CO N°1341 (4 janvier 2025) – Il y a 170 ans – L’arrivée des « engagés » indiens en Guadeloupe

Dans la nuit du 24 au 25 décembre 1854, le convoi des premiers travailleurs immigrés indiens accostait dans la rade de Pointe-à-Pitre. 312 Indiens débarquèrent de l’Aurélie après un voyage de trois mois depuis l’Inde pour travailler dans les champs de cannes en Guadeloupe.

Entre 1854 et 1889 près de 43 000 Indiens seront débarqués en Guadeloupe, emmenés par 93 convois surnommés les « coolies boats ». En Martinique les premiers des 25 509 Indiens immigrés arrivèrent à Saint-Pierre le 6 mai 1853.

Des dizaines de milliers d’Indiens furent amenés en Guadeloupe, Martinique et en Guyane durant quatre décennies sous la pression des colons anciens esclavagistes. Ils venaient de plusieurs contrées d’Inde. Il s’agissait surtout de paysans pauvres engagés sous de belles promesses ou par la violence et même par le rapt. Le voyage ensuite était un calvaire. Sur les navires il n’était pas rare que des engagés, parfois 10 % du convoi, trouvent la mort.

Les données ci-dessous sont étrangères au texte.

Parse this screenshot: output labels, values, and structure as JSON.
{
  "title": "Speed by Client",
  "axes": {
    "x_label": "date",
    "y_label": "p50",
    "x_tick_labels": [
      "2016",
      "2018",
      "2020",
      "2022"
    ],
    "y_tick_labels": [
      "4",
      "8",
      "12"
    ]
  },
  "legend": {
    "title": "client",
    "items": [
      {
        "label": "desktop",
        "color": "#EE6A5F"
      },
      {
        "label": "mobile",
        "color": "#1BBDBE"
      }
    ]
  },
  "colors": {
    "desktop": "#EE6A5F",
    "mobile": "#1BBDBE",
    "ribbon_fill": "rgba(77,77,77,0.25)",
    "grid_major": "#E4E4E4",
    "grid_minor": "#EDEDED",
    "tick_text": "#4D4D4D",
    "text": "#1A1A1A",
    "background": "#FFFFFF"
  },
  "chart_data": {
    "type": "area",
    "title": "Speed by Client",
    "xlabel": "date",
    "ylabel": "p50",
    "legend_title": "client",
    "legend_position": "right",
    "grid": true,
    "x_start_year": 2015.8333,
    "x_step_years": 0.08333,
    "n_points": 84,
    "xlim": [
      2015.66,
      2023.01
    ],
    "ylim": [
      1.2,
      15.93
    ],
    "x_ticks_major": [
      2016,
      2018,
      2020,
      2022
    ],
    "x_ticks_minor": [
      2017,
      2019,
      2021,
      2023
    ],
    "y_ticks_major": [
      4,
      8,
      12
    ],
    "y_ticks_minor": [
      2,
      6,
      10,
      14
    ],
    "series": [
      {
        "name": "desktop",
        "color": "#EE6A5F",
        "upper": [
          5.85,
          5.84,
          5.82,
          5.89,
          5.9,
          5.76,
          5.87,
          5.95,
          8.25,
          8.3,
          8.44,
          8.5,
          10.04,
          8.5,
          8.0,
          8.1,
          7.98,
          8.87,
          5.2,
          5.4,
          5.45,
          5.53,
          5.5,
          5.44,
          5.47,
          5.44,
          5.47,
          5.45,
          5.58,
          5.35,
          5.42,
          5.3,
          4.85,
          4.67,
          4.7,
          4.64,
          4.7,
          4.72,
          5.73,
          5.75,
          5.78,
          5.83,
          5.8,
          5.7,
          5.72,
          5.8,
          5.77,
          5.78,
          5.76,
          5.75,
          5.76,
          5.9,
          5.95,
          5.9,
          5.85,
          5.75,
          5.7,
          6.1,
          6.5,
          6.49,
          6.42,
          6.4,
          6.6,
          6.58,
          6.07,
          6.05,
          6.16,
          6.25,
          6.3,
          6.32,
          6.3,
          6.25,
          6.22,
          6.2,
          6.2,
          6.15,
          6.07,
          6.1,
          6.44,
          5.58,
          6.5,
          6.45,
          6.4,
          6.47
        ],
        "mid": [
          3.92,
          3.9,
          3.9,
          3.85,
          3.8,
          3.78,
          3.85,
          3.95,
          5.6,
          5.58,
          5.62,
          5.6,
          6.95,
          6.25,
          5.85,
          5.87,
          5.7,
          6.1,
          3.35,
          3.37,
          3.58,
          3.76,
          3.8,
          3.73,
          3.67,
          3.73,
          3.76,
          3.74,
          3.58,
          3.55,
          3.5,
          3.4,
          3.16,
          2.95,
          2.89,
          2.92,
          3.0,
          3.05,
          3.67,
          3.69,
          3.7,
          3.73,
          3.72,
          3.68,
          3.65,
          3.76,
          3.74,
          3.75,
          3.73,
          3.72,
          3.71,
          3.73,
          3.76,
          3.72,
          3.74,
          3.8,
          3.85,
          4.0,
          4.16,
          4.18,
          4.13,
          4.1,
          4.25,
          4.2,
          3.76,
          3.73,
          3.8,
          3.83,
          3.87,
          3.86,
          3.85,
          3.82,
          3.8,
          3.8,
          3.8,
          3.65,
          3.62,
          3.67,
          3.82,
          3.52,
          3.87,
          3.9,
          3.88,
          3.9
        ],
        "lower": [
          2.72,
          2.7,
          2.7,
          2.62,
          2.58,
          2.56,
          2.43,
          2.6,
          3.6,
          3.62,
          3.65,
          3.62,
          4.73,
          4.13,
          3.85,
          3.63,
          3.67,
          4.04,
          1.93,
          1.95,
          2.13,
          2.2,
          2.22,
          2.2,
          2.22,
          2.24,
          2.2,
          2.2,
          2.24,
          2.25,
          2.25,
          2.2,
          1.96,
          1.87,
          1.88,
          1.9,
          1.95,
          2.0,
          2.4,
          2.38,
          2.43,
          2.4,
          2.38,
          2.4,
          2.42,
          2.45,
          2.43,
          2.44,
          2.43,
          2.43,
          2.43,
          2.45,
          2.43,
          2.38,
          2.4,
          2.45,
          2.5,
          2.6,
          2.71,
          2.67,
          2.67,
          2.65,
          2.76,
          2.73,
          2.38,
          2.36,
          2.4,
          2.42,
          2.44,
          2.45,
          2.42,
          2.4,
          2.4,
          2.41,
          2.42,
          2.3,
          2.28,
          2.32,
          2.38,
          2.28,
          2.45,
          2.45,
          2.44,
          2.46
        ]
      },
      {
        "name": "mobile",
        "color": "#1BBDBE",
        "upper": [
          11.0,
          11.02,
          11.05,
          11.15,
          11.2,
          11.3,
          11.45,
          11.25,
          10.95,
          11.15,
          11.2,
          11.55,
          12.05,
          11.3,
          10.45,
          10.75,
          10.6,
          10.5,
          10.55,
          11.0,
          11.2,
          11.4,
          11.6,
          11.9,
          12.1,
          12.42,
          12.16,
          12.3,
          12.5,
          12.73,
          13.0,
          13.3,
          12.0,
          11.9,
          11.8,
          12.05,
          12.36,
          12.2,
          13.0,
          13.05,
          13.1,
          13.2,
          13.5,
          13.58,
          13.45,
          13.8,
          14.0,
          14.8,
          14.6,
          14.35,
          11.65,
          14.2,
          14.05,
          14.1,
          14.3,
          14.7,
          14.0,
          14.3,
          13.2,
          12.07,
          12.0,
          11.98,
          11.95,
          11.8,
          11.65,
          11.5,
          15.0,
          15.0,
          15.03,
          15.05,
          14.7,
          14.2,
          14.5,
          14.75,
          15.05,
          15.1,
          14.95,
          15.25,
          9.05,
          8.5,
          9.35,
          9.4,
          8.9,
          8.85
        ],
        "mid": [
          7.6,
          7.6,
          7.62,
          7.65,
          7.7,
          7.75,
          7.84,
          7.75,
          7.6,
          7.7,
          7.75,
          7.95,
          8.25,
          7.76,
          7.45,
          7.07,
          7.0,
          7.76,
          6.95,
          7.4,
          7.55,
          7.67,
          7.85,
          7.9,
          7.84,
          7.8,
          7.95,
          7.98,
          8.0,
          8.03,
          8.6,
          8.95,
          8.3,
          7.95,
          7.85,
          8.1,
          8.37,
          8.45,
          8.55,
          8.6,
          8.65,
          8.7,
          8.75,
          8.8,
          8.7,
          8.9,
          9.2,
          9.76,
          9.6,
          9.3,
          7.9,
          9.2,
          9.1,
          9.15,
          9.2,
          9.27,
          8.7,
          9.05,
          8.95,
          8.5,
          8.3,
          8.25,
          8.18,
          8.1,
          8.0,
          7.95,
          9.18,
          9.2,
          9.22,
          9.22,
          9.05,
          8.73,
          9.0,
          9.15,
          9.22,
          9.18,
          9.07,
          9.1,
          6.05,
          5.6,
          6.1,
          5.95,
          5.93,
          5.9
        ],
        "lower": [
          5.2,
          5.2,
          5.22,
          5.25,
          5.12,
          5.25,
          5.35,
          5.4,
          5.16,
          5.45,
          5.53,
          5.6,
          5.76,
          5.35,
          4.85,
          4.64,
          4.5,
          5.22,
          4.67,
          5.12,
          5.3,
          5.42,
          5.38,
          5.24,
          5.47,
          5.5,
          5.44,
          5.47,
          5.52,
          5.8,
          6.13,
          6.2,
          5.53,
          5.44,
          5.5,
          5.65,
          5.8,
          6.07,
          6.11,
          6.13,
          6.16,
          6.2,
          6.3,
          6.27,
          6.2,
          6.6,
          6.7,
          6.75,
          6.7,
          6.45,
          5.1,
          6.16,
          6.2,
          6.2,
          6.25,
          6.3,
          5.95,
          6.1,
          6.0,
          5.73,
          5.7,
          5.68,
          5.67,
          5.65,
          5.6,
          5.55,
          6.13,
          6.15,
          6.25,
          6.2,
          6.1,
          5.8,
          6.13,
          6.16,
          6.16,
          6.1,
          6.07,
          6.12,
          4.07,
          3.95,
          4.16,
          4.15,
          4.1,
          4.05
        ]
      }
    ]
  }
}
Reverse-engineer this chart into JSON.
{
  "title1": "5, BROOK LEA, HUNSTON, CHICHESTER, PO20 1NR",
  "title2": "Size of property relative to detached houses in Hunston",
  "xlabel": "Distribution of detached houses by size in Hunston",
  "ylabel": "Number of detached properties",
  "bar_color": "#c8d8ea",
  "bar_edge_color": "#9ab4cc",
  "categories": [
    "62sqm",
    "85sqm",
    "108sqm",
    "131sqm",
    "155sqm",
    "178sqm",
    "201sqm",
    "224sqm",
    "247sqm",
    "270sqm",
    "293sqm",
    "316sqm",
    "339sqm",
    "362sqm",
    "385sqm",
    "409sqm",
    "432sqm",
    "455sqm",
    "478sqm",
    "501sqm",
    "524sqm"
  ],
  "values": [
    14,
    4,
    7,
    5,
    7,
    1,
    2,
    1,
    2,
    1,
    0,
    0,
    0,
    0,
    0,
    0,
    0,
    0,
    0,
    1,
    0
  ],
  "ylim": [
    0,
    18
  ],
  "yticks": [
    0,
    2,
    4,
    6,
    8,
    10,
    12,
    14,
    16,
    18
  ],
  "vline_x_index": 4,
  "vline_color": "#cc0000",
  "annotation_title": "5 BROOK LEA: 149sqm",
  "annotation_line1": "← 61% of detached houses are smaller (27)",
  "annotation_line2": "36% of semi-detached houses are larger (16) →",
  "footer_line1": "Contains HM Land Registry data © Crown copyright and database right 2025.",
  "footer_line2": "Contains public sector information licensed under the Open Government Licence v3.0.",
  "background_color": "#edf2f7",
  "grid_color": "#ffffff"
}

L’esclavage aux Antilles prit fin en 1848, les anciens esclaves qui s’étaient débarrassés du système servile sont difficilement retournés aux plantations. Les propriétaires des habitations, puis ceux des usines sucrières avaient besoin de briser la force de cohésion des ouvriers noirs affranchis de l’esclavage, pour baisser les salaires. L’arrivée massive d’une main-d’œuvre étrangère et « bon marché » était un moyen d’arriver à leurs fins.

Les ouvriers ou « cultivateurs » indiens travaillaient sous une forme déguisée d’esclavage. Ils étaient engagés pour cinq années dans une habitation, leur salaire représentait le quart de ce que les Noirs revendiquaient. Une sorte de « Code », la convention franco-britannique de 1861, régissait leurs conditions de travail et les obligations du planteur qui les engageait, avec rations de nourriture, soins, quota horaire de travail…

Mais les propriétaires terriens ne s’engageaient pas à grand-chose. Les travailleurs Indiens étaient contraints et enchainés par la misère et la violence. Plusieurs milliers de travailleurs indiens ont péri dans ces plantations, des punitions physiques existaient, les rations alimentaires étaient faibles, les maladies mortelles comme le paludisme fréquentes. En Guadeloupe les Indiens « récalcitrants » selon l’autorité coloniale étaient enfermés, condamnés à périr à l’Ilet à cabrit aux Saintes, ou envoyés au bagne de Cayenne.

Les contrats, obligatoires depuis la convention de 1861, promettaient le retour en Inde des engagés aux frais de la colonie. Cette mesure n’était pas respectée, les travailleurs retournés au pays ne furent probablement qu’un nombre réduit.

Des formes de résistance témoignent de la souffrance que les travailleurs indiens enduraient. De nombreux engagés se sont suicidés, d’autres se sont échappés. Ils mirent parfois le feu à la plantation.

Les Indiens n’étaient pas les seuls travailleurs « engagés » emmenés de force aux Antilles françaises. Il y en avait aussi  d’Afrique, les « Congos », de Chine… Ce trafic a maintenu l’enrichissement des ex propriétaires d’esclaves.